Pen Sovann Says Party Won’t Merge With SRP

Pen Sovann, a former prime minister of Cambodia during the com­mu­nist People’s Republic of Kam­pu­chea, said on Monday that he has scrapped his plan to merge his fringe National Sustaining Party with the Sam Rainsy Party.

Pen Sovann, who claims his party has 200,000 supporters but has no seats in the National Assembly, said he axed the plan because the SRP has abandoned its ideals.

“I have observed that the Sam Rainsy Party has fallen into Fun­cin­pec’s failed legacy,” Pen Sovann said by telephone.

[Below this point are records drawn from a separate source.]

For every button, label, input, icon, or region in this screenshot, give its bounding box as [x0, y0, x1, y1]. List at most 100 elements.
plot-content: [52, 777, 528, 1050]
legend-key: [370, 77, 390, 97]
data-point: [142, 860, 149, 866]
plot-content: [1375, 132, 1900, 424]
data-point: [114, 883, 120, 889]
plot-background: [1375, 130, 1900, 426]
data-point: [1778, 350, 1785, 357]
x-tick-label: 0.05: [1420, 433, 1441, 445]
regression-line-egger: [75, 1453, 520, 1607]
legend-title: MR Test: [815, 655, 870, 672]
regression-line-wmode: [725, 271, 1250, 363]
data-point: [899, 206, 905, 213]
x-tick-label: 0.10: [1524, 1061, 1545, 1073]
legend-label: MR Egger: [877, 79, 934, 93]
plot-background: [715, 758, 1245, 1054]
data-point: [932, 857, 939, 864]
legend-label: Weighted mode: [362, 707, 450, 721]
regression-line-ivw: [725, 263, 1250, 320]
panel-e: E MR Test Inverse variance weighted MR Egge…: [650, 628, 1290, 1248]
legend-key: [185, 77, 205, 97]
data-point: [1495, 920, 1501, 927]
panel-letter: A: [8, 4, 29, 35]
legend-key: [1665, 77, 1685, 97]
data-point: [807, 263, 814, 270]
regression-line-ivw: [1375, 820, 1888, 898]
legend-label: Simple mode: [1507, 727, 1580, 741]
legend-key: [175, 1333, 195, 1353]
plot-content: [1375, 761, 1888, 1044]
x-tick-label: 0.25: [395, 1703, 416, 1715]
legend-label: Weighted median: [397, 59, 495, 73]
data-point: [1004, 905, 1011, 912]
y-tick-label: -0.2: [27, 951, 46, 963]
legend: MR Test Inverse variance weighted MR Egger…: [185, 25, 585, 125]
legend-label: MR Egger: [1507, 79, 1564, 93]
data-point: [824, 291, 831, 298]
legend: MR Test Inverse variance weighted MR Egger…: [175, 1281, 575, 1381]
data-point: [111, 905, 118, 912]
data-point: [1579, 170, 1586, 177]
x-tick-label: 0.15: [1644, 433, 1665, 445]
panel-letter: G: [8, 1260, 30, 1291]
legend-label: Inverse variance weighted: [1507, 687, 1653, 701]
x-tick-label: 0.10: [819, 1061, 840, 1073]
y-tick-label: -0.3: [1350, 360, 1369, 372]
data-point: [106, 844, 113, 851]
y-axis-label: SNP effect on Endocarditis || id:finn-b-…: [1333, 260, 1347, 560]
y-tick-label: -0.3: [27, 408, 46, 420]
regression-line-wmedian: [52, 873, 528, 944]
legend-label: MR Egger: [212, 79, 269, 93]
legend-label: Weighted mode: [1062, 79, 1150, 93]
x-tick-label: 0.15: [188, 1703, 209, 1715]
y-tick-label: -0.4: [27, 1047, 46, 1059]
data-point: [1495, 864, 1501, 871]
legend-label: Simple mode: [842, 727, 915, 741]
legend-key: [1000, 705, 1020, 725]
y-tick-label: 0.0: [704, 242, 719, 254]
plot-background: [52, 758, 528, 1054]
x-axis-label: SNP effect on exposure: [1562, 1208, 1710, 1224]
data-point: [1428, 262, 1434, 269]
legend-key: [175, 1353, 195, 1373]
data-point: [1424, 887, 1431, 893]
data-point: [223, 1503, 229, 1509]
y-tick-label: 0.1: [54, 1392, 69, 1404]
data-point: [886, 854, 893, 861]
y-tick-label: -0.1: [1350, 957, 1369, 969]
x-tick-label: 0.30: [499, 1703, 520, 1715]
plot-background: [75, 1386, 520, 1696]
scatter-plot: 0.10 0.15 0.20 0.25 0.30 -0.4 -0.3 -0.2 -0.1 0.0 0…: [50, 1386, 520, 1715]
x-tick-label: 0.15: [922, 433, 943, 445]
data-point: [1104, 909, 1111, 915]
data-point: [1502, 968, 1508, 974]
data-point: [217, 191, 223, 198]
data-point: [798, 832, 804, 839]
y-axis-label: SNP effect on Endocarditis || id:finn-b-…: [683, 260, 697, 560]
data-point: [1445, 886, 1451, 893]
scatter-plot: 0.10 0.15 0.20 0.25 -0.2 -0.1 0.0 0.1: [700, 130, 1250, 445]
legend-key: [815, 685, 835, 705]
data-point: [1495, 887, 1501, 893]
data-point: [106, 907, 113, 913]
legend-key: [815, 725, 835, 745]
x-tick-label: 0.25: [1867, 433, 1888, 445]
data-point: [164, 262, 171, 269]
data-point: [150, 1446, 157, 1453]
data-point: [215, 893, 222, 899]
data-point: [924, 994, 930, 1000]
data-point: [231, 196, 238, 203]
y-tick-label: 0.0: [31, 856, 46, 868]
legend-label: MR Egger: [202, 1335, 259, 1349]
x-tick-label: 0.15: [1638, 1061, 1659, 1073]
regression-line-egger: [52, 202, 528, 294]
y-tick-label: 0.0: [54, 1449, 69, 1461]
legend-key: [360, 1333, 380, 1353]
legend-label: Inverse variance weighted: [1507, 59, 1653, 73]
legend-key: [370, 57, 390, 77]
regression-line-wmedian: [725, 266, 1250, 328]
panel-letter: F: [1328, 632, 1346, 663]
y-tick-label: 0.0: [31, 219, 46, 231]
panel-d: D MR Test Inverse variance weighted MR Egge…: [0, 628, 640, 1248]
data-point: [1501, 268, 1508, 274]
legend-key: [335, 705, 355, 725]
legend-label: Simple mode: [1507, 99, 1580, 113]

Sam Rainsy’s apology to Prime Min­ister Hun Sen regarding the 1997 grenade attack and the party’s more muted stance on border en­croachment by Vietnam prompted the decision, Pen Sovann said.

SRP lawmaker Eng Chhay Eang said that he was not concerned, as Pen Sovann’s party did not have any sup­porters anyway.

“There are no actual supporters,” Eng Chhay Eang claimed. “If he had that many supporters, he would get seats at the National Assembly.”

Koul Panha, director of the Com­mittee for Free and Fair Elections, said that the merger between the two very different parties could have damaged both and led to a mutual loss of votes.

Pen Sovann was fired as the prime minister of the Hanoi-backed Phnom Penh regime in 1981 and im­prisoned in Vietnam for 10 years. Historians maintain he was arrested for criticizing the Vietnamese army’s continued presence in Cambodia.